John elaborated that the state has seen its fair share of crises. In the history of independent India, there is only one instance where the government of India resorted to air bombings on a civilian territory within the country—it was in Aizawl.
A violent insurgency followed that lasted for 20 years. Republic Veng, where I lived in the city, was one of the four largest neighbourhoods that was completely razed to the ground.
John’s father was born on the fateful day of March 5, 1966, when the whole state was burning in chaos. He was named “Vanlalhruaia” i.e., the one who is guided by the king of heaven. March 5 is observed as “Zoram Ni”, or Zoram Day.

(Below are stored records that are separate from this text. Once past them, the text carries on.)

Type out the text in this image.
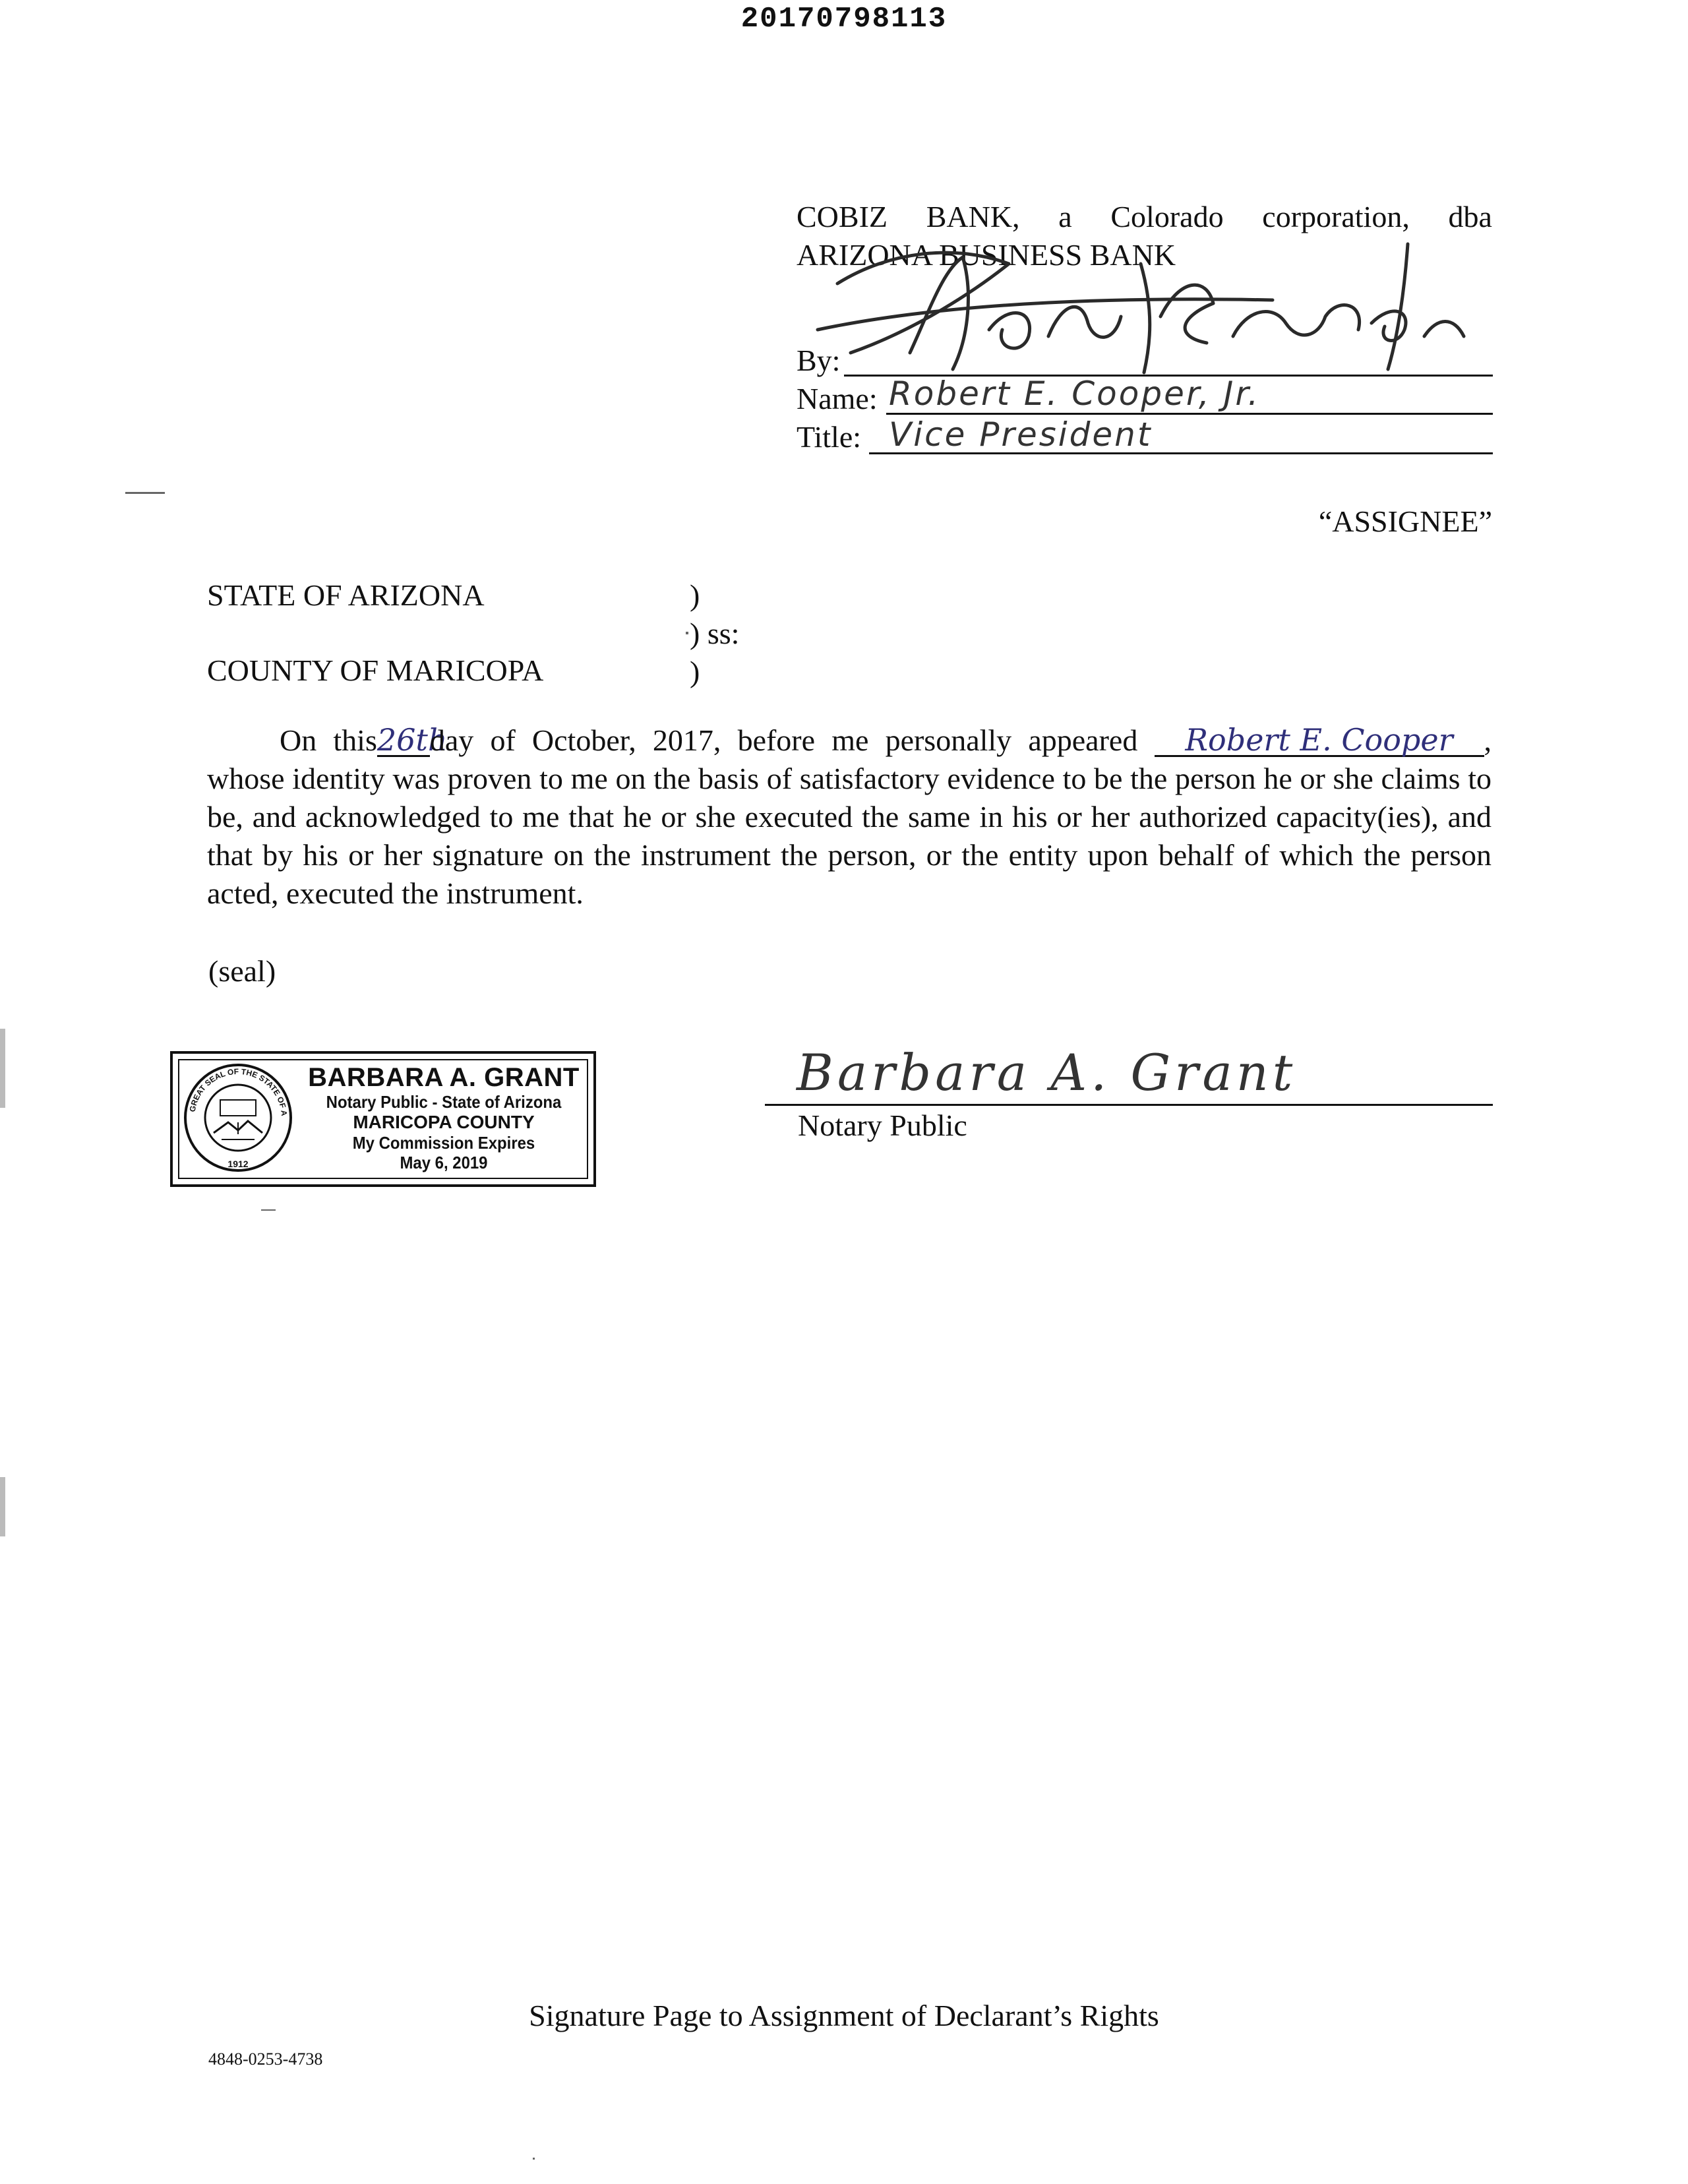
20170798113
COBIZ BANK, a Colorado corporation, dba
ARIZONA BUSINESS BANK
By:
Name:
Title:
Robert E. Cooper, Jr.
Vice President
“ASSIGNEE”
STATE OF ARIZONA
COUNTY OF MARICOPA
)
) ss:
)
On this26thday of October, 2017, before me personally appeared Robert E. Cooper , whose identity was proven to me on the basis of satisfactory evidence to be the person he or she claims to be, and acknowledged to me that he or she executed the same in his or her authorized capacity(ies), and that by his or her signature on the instrument the person, or the entity upon behalf of which the person acted, executed the instrument.
(seal)
GREAT SEAL OF THE STATE OF A
1912
BARBARA A. GRANT
Notary Public - State of Arizona
MARICOPA COUNTY
My Commission Expires
May 6, 2019
Barbara A. Grant
Notary Public
Signature Page to Assignment of Declarant’s Rights
4848-0253-4738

The trauma remains etched in the collective memory of the state and its people.
For a community as close-knit (even today) as Mizoram, self-determination is a large part of healing. The more I learnt, the more I realised that to fall in love with a place is to also acquire a knot of pain that’s theirs and becomes yours.
It was my last day in Aizawl, I wake up early, like every single day. The wooden floor creaks noisily as I walk towards the kitchenette. Between my room and the kitchenette, there is an unusually large window, with no panes or grills.
A usual reflexive halt takes place. “Where in the world am I?” I gasp, looking at an ocean of green hills approaching the blue horizon.